Sebagai penikmat atau pecinta kopi, jika kita membaca sejarah panjang si hitam ini, mulai dari masuknya ke Indonesia hingga saat ini, maka kita akan menemukan sebuah cerita panjang tentang kesedihan dan kesengsaraan yang dialami para petani kopi pada masa penjajahan Belanda. Namun, dibalik penderitaan itu, Indonesia kemudian dikenal sebagai salah satu penghasil biji kopi terbaik di dunia.
Sejarah mencatat pada kurun waktu tahun 1700-an, benua Eropa begitu terpesona dengan kenikmatan kopi arabika dari tanah Jawa yang diperkenalkan oleh Belanda lewat perusahaan dagangnya VOC. Begitu populernya sehingga muncullah istilah ‘a cup of Java’ (secangkir Jawa) untuk menyebut secangkir kopi.
Perjalanan panjang kopi semakin menarik dan terkadang rumit untuk dipahami. Secara sederhana, meminum secangkir kopi nikmat telah menjelma menjadi sebuah kebudayaan di berbagai penjuru dunia. Secara kompleks, sebagian kalangan bahkan menyebut kopi sebagai sebuah sains atau ilmu pengetahuan.
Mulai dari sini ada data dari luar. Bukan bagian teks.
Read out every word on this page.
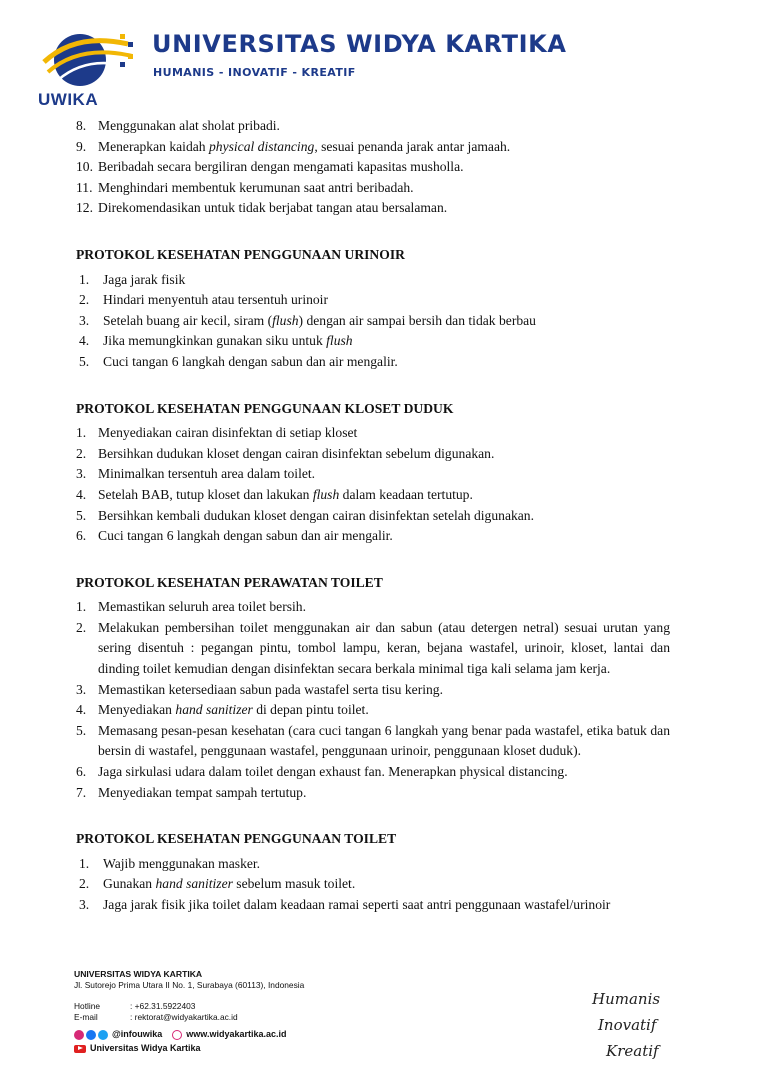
UWIKA
UNIVERSITAS WIDYA KARTIKA
HUMANIS - INOVATIF - KREATIF
8. Menggunakan alat sholat pribadi.
9. Menerapkan kaidah physical distancing, sesuai penanda jarak antar jamaah.
10. Beribadah secara bergiliran dengan mengamati kapasitas musholla.
11. Menghindari membentuk kerumunan saat antri beribadah.
12. Direkomendasikan untuk tidak berjabat tangan atau bersalaman.
PROTOKOL KESEHATAN PENGGUNAAN URINOIR
1.	Jaga jarak fisik
2.	Hindari menyentuh atau tersentuh urinoir
3.	Setelah buang air kecil, siram (flush) dengan air sampai bersih dan tidak berbau
4.	Jika memungkinkan gunakan siku untuk flush
5.	Cuci tangan 6 langkah dengan sabun dan air mengalir.
PROTOKOL KESEHATAN PENGGUNAAN KLOSET DUDUK
1. Menyediakan cairan disinfektan di setiap kloset
2. Bersihkan dudukan kloset dengan cairan disinfektan sebelum digunakan.
3. Minimalkan tersentuh area dalam toilet.
4. Setelah BAB, tutup kloset dan lakukan flush dalam keadaan tertutup.
5. Bersihkan kembali dudukan kloset dengan cairan disinfektan setelah digunakan.
6. Cuci tangan 6 langkah dengan sabun dan air mengalir.
PROTOKOL KESEHATAN PERAWATAN TOILET
1. Memastikan seluruh area toilet bersih.
2. Melakukan pembersihan toilet menggunakan air dan sabun (atau detergen netral) sesuai urutan yang sering disentuh : pegangan pintu, tombol lampu, keran, bejana wastafel, urinoir, kloset, lantai dan dinding toilet kemudian dengan disinfektan secara berkala minimal tiga kali selama jam kerja.
3. Memastikan ketersediaan sabun pada wastafel serta tisu kering.
4. Menyediakan hand sanitizer di depan pintu toilet.
5. Memasang pesan-pesan kesehatan (cara cuci tangan 6 langkah yang benar pada wastafel, etika batuk dan bersin di wastafel, penggunaan wastafel, penggunaan urinoir, penggunaan kloset duduk).
6. Jaga sirkulasi udara dalam toilet dengan exhaust fan. Menerapkan physical distancing.
7. Menyediakan tempat sampah tertutup.
PROTOKOL KESEHATAN PENGGUNAAN TOILET
1.	Wajib menggunakan masker.
2.	Gunakan hand sanitizer sebelum masuk toilet.
3.	Jaga jarak fisik jika toilet dalam keadaan ramai seperti saat antri penggunaan wastafel/urinoir
UNIVERSITAS WIDYA KARTIKA
Jl. Sutorejo Prima Utara II No. 1, Surabaya (60113), Indonesia
Hotline	: +62.31.5922403
E-mail	: rektorat@widyakartika.ac.id
@infouwika	www.widyakartika.ac.id
Universitas Widya Kartika
Humanis
Inovatif
Kreatif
Bagi mereka, meminum secangkir kopi tidak hanya sekedar memadukan bubuk biji kopi yang telah disangrai dengan sejumlah air panas/dingin, namun harus ada takaran yang akurat untuk membuat kopi terasa nikmat. Mereka kemudian berinovasi untuk menciptakan berbagai mesin baik yang sifatnya manual atau elektrik/otomatis. Semuanya bertujuan menciptakan rasa kopi yang nikmat.
Maka, selain cara seduh tradisional atau yang dikenal dengan kopi tubruk, muncullah berbagai mesin seduh kopi seperti esspresso, pour over, saring hingga seduh dingin (coldbrew). Dan ajaibnya, setiap mesin atau metode seduh itu juga akan menghasilkan rasa kopi yang berbeda pula.
Demikianlah, begitu dalam kisah dibalik secangkir kopi nikmat yang menarik untuk ditelusuri. Butuh banyak eksplorasi untuk mendapatkan informasi seputar kopi yang lebih dalam. Bagaimana kopi nikmat menurut Anda?